What Kubernetes does not have is domain expertise. Lachhman named the term the “trifecta of a stateful app.” His three pieces of the trifecta are clustering, load balancing, and replication. These features are typically associated with a need for high availability. According to Lachhman, the trifecta causes a great increase in the effort to manage the application. That is the point where people either add human operators or write code to manage the infrastructure. The Kubernetes-native way to do this is to code an operator.
What do Kubernetes operators do?
The Kubernetes project describes five levels of capability for operators. Sometimes called levels of maturity, these broadly correspond to the skill level of a human operator. Level one provides for basic install of the tool, including provisioning or negotiating with the cluster for the resources to run the application. Level two provides seamless upgrades for patches and minor versions, while level three includes backup and failure recovery. At level four, the operator is handling alerts, log processing, and doing workload analysis, while at level five the operator is solving some of the scaling issues Kuberenetes fails to address outside of the box, along with advanced topics like tuning the configuration or scheduling of workloads.
SEE: What is Kubernetes? (free PDF) (TechRepublic)
Once an operator exists for a specific tool, such as Redis, CouchDb, or Kafka, the author can put it in github and open-source it. Creating the operator might take a person-year and save a half a person-year, per person-year, for one cluster. Deploy that over a thousand companies and a thousand clusters, and we are talking about some savings.
If you are running Kubernetes, or thinking about it, it can’t hurt to check Operator Hub for your most popular open-source packages. If your application isn’t there, or your software is in-house, you can always write your own.
Should you write your own Kubernetes operator?

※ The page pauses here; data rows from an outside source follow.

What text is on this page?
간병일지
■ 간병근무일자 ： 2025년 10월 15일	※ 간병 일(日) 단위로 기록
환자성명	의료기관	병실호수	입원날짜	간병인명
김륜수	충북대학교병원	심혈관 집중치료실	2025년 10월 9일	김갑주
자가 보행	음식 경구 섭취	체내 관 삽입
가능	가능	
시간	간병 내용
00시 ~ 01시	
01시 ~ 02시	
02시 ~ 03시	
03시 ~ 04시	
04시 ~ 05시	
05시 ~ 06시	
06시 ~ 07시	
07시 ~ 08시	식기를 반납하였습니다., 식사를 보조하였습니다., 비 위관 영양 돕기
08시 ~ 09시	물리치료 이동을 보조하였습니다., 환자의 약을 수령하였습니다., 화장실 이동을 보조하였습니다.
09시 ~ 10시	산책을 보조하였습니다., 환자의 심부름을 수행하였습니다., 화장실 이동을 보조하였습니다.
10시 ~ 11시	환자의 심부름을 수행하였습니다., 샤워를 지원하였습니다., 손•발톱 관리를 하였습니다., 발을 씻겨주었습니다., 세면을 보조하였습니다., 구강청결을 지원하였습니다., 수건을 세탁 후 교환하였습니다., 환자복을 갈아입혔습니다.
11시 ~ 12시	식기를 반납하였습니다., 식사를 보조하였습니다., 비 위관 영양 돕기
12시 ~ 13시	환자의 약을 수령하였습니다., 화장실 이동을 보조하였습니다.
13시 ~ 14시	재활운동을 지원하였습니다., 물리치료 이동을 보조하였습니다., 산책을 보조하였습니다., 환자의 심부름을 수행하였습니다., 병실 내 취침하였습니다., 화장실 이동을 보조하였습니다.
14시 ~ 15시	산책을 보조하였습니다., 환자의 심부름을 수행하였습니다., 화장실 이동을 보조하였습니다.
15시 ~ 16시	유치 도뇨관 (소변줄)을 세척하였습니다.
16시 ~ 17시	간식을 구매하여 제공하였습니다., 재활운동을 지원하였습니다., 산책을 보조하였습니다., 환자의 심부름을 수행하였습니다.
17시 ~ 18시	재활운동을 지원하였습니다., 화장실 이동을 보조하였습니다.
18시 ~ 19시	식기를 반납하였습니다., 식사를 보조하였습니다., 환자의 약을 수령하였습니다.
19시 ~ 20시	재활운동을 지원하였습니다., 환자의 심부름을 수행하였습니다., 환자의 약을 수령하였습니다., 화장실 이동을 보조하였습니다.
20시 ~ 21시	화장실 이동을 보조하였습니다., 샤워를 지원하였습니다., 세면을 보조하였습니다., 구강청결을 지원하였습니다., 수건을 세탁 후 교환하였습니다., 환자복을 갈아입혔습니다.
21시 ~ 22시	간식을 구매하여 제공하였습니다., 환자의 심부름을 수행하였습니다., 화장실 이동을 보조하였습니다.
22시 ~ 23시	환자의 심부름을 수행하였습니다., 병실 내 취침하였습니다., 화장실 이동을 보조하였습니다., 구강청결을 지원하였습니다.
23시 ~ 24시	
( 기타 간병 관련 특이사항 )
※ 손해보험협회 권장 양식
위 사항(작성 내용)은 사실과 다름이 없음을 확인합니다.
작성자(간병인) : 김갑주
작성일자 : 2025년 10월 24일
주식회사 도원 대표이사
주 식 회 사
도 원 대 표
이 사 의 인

If you have an in-house application that needs Lachhman’s trifecta—clustering, load balancing, and replication—that leads to ongoing maintenance costs. If you have google-scale problems and don’t want to have to hire teams of teams of software reliability engineers to do what can, to some extent, be programmed, then writing your own operator might make sense.
SEE: Kubernetes version 1.18 has 38 enhancements (TechRepublic)
Operators consist of two pieces: The code to perform the commands (written on Go, Ansible, or for simpler work, Helm) along with the Custom Resource Definition (CRD). The CRD maps the operator code back to the kubectl command. That makes calling an operator’s features as creating a YAML file and passing it to Kubernetes through kubectl-apply.
Then again, someone on the team has to know Go, Ansible, or Helm. That code probably needs to be stored in version control and managed as a software development artifact. To make it more than a single point of failure, the team will want a second or third programmer fluent in Go or Ansible.